Publication year - 2005
Publication title -
hemodialysis international
Language(s) - English
Resource type - Journals
SCImago Journal Rank - 0.658
H-Index - 47
eISSN - 1542-4758
pISSN - 1492-7535
DOI - 10.1111/j.1492-7535.2005.1121w.x
Subject(s) - tandem , medicine , saline , hemodialysis , infusion pump , blood flow , surgery , biomedical engineering , anesthesia , cardiology , materials science , composite material
Objective: A large body mass and/or a poorly functioning vascular access predispose to inadequate Kt/V. Double dialyzers in parallel and tandem have been shown to enhance Kt/V to levels recommended by K/DOQI. We experienced difficulties with unintended excessive ultrafitration (UF), positive transmembrane pressure (TMP)‐triggered pump stoppage, need for large volume saline infusion (inflating Kt/V), and a high incidence of clotting of the second dialyzer in tandem. Since blood and dialysate flow rates are higher in the tandem configuration, Kt/V should be theoretically higher. We developed a technique of using the tandem configuration with two monitors in which all the UF could be limited to the second dialyzer, the TMP of the two dialyzers independently controlled, TMP reversal eliminated, and saline infusion and unintended UF minimized.
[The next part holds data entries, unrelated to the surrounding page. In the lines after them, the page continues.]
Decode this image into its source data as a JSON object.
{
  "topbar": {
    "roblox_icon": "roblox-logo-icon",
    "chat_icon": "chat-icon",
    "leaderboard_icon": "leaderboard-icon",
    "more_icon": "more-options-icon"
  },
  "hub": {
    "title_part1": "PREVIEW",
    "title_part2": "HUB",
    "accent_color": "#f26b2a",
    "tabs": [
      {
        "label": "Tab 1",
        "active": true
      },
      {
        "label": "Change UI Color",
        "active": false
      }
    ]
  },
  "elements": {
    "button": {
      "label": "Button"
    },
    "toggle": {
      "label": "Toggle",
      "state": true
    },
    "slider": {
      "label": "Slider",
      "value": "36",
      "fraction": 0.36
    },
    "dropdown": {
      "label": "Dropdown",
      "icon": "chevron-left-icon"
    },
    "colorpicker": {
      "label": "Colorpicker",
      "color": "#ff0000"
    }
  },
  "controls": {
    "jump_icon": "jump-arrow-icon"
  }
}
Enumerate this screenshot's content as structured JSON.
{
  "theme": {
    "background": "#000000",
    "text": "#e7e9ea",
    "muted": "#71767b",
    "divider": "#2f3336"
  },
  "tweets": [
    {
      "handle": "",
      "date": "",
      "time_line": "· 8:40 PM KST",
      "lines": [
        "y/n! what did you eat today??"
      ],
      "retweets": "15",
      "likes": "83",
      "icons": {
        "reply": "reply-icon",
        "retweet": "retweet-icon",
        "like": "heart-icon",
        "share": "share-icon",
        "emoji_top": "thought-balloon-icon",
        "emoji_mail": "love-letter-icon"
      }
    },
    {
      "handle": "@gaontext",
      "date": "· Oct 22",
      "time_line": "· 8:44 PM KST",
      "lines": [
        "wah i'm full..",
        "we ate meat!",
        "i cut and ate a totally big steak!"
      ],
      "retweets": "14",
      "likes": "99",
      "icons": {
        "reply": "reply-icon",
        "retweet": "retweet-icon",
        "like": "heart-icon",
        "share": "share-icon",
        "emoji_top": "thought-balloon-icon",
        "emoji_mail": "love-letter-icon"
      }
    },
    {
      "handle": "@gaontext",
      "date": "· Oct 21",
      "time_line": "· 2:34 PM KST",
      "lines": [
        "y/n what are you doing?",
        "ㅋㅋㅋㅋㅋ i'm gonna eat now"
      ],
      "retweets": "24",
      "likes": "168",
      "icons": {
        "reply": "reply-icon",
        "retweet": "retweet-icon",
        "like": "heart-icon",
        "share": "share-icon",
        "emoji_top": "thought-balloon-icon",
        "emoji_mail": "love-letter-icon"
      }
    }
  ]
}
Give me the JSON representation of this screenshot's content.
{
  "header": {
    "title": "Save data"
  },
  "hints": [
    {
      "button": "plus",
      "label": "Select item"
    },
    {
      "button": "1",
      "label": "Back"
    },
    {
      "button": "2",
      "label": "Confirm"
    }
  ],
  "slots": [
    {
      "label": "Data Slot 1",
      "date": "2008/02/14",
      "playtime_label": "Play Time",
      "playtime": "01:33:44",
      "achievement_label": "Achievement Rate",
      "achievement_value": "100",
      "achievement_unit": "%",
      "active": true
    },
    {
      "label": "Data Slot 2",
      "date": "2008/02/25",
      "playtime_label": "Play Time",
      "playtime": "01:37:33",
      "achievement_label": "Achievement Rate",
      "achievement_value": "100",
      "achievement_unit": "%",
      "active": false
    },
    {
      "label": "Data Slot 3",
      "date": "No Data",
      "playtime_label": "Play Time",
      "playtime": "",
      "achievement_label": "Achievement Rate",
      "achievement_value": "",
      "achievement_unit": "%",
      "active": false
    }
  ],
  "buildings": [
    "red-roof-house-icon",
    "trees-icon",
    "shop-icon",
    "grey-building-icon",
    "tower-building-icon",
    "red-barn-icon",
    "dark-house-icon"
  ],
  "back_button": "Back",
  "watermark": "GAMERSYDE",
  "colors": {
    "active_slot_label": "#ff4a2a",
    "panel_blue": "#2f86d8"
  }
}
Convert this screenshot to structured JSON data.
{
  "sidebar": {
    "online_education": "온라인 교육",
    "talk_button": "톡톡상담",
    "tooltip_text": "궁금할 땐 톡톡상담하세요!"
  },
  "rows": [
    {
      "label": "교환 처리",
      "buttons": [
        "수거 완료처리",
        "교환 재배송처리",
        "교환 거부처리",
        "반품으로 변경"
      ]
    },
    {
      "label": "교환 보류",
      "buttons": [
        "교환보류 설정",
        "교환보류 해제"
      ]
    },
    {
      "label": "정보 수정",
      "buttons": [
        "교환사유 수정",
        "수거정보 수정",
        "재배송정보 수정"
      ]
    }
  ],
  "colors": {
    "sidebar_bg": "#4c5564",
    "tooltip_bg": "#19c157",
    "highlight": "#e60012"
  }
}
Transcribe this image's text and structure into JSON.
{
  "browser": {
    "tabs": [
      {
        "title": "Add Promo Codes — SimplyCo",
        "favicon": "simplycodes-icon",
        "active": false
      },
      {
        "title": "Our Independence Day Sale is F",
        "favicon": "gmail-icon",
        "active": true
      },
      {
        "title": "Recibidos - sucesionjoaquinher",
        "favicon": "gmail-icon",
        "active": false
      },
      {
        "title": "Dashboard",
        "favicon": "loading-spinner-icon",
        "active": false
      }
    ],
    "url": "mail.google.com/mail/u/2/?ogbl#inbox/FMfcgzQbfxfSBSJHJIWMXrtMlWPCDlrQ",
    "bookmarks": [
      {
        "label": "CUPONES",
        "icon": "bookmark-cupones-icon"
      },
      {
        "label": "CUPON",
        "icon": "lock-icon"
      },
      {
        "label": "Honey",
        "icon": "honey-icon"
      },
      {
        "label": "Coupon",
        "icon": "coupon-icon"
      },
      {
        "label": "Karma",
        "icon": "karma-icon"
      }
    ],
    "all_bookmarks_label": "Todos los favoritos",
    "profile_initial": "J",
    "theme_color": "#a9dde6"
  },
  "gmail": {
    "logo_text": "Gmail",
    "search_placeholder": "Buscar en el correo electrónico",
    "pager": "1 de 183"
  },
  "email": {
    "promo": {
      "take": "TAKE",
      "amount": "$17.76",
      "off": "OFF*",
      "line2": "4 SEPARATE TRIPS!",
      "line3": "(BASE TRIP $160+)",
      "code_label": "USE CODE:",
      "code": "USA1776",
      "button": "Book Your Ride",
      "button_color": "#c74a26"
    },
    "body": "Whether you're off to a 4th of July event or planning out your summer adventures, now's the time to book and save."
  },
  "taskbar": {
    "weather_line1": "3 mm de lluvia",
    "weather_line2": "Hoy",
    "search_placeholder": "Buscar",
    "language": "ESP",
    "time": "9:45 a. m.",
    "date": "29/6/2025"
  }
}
Methods: 3 large male patients with AV grafts (AVG) and 2 with tunneled catheters (TC) had 7 treatments (with Kt/V and URR calculated using the stop‐flow technique in the last 5) sessions of each of single, double parallel, and tandem configurations. Blood (Qb) and dialysate‐flow (Qd) were halved with Y‐connectors in the parallel configuration. Qb through both dialyzers and Qd through the second were controlled with the first monitor and Qd (TMP set to near zero) through the first dialyzer controlled with the second monitor using recirculating saline through its blood pump (with the “venous” pressure adjusted using an air‐filled syringe) in the tandem configuration. The patient's blood did not circulate through the blood‐pump of the first machine. Qd was 500 ml/min through each dialyzer in the single and tandem and 250 ml/min in the parallel configurations. Processed blood volume (dialysis time) was exactly 85 L with AVG and 60 L with TC. Heparin dosage was constant. ANOVA, 2 × k tables, and Neuman‐Keuls test were used in analyzing data. Results: Mean Kt/V (%URR) increased from 1.15 (62) with single to 1.35 (68) with parallel (p < 0.02) and 1.48 (71) with tandem (p < 0.001) dialyzers in patients with AVG but not TC [1.05 (58), 1.02 (55), and 1.25 (64) with single, parallel, and tandem, respectively]. Tandem dialyzers met targets for URR (p < 0.001) and Kt/V ( p < 0.05) more frequently than parallel with AVG but not TC. Conclusions: Tandem dialyzers with 2 monitors are more successful than parallel dialyzers in delivering target Kt/V and URR when Qb is not compromised.